Take a look at how the Big Four summarise their offerings and, broadly speaking, you’ll see each deliver near-identikit promises of support for business growth and transformation.
‘Fine’ you might think, ‘I don’t compete with the Big Four’. However, go beyond them and it’s largely the same story: a crowded marketplace packed with legacy brands all saying pretty much the same thing.
The good news is that this yields big opportunities for accountancy firms that dare to be different.
The key is to carve out a more distinctive position. While this requires a little bravery, the alternative is that prospects will simply continue to default to what they perceive as the safest bet: market leaders.
Hopefully, you have a fairly good idea of who you compete against. If not, explore who else is competing for your core keywords in search by Googling a few well-chosen phrases, for example ‘small business accountants in Rochdale’ or ‘tax specialist in Derby’. You can also look at the firms people search for when they check out your practice on LinkedIn.

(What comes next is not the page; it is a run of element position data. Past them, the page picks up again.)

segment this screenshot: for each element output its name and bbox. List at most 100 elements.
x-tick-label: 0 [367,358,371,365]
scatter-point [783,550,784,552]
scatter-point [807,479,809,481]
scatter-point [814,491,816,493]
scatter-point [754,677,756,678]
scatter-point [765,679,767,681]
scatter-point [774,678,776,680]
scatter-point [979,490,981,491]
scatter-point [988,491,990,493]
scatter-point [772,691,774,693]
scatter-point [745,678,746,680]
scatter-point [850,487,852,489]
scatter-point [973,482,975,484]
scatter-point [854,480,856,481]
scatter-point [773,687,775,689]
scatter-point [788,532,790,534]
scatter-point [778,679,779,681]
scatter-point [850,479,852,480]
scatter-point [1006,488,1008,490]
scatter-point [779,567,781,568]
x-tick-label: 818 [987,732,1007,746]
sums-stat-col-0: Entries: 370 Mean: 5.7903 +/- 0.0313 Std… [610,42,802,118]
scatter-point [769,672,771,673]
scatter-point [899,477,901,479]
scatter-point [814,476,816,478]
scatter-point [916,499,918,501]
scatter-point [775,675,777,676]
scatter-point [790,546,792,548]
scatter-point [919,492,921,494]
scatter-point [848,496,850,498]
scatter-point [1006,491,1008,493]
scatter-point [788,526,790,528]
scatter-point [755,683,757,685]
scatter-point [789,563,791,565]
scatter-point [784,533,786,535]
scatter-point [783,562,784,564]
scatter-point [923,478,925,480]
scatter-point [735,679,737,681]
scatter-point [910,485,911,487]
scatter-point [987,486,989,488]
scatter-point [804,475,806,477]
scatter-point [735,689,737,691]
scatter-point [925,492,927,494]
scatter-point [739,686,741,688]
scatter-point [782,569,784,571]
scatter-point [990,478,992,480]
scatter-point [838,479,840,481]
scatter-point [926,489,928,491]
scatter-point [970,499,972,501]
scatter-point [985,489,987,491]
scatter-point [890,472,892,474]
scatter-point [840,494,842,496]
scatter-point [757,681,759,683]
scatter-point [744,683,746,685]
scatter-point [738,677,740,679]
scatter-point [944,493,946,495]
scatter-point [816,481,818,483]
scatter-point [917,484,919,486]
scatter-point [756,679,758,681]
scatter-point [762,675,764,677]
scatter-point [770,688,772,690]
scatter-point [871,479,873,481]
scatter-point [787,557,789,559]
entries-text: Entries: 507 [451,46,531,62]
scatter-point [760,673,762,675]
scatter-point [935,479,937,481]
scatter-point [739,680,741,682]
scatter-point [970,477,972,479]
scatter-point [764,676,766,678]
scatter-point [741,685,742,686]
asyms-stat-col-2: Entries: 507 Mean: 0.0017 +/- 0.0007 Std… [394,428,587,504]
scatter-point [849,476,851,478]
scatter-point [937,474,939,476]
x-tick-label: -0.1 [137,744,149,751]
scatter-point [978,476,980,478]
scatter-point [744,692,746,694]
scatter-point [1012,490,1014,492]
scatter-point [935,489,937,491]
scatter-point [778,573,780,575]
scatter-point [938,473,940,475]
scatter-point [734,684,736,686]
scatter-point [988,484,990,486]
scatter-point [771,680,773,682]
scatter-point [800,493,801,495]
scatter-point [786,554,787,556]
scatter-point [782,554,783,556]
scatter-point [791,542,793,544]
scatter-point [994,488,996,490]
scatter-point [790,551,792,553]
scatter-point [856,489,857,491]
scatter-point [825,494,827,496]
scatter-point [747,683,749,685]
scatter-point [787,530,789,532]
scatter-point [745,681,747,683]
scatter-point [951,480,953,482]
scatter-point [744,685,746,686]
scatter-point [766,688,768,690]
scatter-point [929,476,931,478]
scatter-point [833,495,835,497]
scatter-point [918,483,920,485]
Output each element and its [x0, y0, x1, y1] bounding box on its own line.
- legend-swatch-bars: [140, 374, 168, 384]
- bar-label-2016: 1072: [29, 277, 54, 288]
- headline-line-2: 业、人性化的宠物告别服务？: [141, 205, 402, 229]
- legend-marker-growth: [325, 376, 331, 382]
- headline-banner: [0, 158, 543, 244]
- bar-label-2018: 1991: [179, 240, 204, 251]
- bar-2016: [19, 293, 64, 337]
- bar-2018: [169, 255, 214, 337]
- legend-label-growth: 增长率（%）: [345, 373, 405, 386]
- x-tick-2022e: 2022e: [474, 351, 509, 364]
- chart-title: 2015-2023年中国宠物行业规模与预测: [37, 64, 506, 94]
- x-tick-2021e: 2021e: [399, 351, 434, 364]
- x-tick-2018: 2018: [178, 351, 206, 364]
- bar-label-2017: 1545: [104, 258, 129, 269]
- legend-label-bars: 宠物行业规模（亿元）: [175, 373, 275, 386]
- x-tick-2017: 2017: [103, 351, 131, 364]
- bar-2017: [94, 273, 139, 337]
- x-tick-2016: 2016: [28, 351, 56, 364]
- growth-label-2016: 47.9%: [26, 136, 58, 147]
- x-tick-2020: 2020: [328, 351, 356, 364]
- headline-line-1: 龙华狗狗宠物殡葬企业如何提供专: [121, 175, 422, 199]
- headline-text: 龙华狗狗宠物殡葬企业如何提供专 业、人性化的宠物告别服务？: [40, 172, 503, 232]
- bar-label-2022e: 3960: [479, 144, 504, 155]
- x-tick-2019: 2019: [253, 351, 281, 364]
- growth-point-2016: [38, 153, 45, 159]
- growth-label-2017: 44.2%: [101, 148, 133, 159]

From here you can begin learning more about each. Start by reading competitors’ websites and content. Try to distil into a single word the ‘territory’ you think each is trying to dominate in the market.
Compare and contrast
Next, put their site through a tool such as Similarweb, a service which offers its users information on competitors' website traffic volumes and other metrics.
As long as they have a reasonable amount of traffic, this will tell you approximately how many people visit them, for how long, and from where. It will tell you the main channels driving traffic and give you insights into their paid media strategy. All for free.
Talking to your business development team will give you a richer understanding of which competitors you tend to beat or lose out to, and why. If they keep win/loss reports, they can deliver valuable insights into how clients view the market and the competition.
For gaining market insight on a small budget, invest in SEO and content marketing tools to better understand what competitors are doing and what topics are trending (eg Moz, Ahrefs, SpyFu, BuzzSumo etc).
Also, for the cost of a nice breakfast or dinner, you could also host small round-table events to learn what really matters to clients and potential clients, including what they’re really looking for from their accountant.
By looking at the competition specifically with a view to finding untrodden ground, you can open new ways of categorising what you do and the value you offer clients.
This can help shed the cloak of ‘old world’ professional services and unlock more relevant, more differentiated ways of communicating – and, for the brave, even uncover whole new ways of doing business.